Second, now assume you wish you didn’t need to sell your home for a year or two or three. You have kids in school and so don’t want to force them to transfer. Or you’re taking care of an elderly parent who needs the current stability for a while longer. Or you’ll be able to downsize in a couple years for whatever reason but it would be very disruptive now. Chapter 13 will often buy you a couple years, maybe even up to 5 years, to sell when the time is right for you.

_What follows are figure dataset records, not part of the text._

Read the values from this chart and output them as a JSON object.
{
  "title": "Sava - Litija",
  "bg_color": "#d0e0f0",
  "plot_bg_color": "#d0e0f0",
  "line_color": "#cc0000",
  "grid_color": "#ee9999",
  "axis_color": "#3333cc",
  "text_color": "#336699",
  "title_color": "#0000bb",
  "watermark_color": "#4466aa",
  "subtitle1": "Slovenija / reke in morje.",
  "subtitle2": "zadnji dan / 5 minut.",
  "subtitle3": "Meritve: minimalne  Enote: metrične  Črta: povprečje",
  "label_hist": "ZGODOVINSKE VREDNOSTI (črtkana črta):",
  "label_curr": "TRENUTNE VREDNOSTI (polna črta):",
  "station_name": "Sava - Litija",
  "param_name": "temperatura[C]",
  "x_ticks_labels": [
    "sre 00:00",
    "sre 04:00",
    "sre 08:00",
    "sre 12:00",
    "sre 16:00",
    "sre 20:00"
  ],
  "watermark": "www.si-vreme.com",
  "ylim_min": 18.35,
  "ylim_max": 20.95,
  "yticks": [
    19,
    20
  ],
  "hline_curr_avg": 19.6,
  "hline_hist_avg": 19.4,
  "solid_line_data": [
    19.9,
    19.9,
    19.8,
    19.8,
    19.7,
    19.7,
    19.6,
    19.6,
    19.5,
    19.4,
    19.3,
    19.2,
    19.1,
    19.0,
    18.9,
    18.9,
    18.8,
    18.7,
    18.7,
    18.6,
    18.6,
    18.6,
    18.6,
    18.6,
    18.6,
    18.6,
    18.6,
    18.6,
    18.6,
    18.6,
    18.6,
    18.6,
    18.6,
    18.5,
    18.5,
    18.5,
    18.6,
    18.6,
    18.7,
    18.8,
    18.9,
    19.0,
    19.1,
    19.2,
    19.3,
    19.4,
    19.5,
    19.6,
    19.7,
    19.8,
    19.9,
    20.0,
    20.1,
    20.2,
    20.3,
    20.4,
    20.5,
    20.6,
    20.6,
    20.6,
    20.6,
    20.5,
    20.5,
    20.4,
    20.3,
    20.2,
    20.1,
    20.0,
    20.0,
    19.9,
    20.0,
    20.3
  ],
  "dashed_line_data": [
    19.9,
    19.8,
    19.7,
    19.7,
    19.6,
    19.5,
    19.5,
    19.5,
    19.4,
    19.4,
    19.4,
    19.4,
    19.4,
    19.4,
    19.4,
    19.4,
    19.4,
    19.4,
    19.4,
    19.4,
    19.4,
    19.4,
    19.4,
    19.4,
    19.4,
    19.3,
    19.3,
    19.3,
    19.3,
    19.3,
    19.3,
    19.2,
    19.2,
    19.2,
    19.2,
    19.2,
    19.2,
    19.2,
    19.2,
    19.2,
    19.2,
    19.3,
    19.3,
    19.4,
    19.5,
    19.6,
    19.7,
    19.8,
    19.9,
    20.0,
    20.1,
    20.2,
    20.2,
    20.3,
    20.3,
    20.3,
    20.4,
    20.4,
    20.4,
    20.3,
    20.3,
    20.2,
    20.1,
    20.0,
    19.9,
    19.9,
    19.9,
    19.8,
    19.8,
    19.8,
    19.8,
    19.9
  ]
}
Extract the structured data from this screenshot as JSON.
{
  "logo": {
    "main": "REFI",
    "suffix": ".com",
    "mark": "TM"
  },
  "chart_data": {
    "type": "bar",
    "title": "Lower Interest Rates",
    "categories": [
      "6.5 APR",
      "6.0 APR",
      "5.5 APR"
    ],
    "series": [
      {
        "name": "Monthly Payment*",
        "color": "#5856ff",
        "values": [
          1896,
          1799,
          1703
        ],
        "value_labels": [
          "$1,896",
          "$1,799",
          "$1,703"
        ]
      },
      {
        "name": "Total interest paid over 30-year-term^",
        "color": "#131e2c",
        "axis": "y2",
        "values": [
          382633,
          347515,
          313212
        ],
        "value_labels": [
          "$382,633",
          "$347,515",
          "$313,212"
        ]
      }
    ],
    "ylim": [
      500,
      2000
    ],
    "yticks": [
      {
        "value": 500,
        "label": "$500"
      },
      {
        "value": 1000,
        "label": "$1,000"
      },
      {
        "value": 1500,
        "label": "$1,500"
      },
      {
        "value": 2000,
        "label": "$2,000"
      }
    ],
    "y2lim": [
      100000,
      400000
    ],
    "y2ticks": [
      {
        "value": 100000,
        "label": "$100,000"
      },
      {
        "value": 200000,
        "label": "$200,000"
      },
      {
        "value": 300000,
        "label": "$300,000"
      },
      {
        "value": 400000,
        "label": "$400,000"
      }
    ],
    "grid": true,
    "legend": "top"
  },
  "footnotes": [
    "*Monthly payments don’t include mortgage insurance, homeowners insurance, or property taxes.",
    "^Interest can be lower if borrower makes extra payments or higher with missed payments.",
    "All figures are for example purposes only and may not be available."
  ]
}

Third, you may currently not know whether you’ll be able to afford to hang onto your home or will need to sell it. You don’t know because you’ve been on a crazy rollercoaster ride of extensions to the pandemic foreclosure moratorium. And like tens of millions of other Americans your income has taken a big hit. You don’t know where you’ll land in 6 months or a year or two. Chapter 13 can give you and your home protection now and the flexibility to adjust in the next couple years.

Conclusion

Chapter 13 could make it possible for you to sell your home until the time is right for you. Do you fear you cannot afford to catch up on the arrearage accrued during your forbearance period? A Chapter 13 payment plan could put off paying that arrearage until you sell your home. That could maybe even be years from now. Do you wish you didn’t have to sell, or aren’t sure whether you will, depending on your job situation? Or depending on health or other personal circumstances? A Chapter 13 case can buy time until those circumstances develop.

You may even not have to sell. Chapter 13 may enable you to stretch the catch-up payments out longer than your mortgage holder would allow so that you could afford to stay.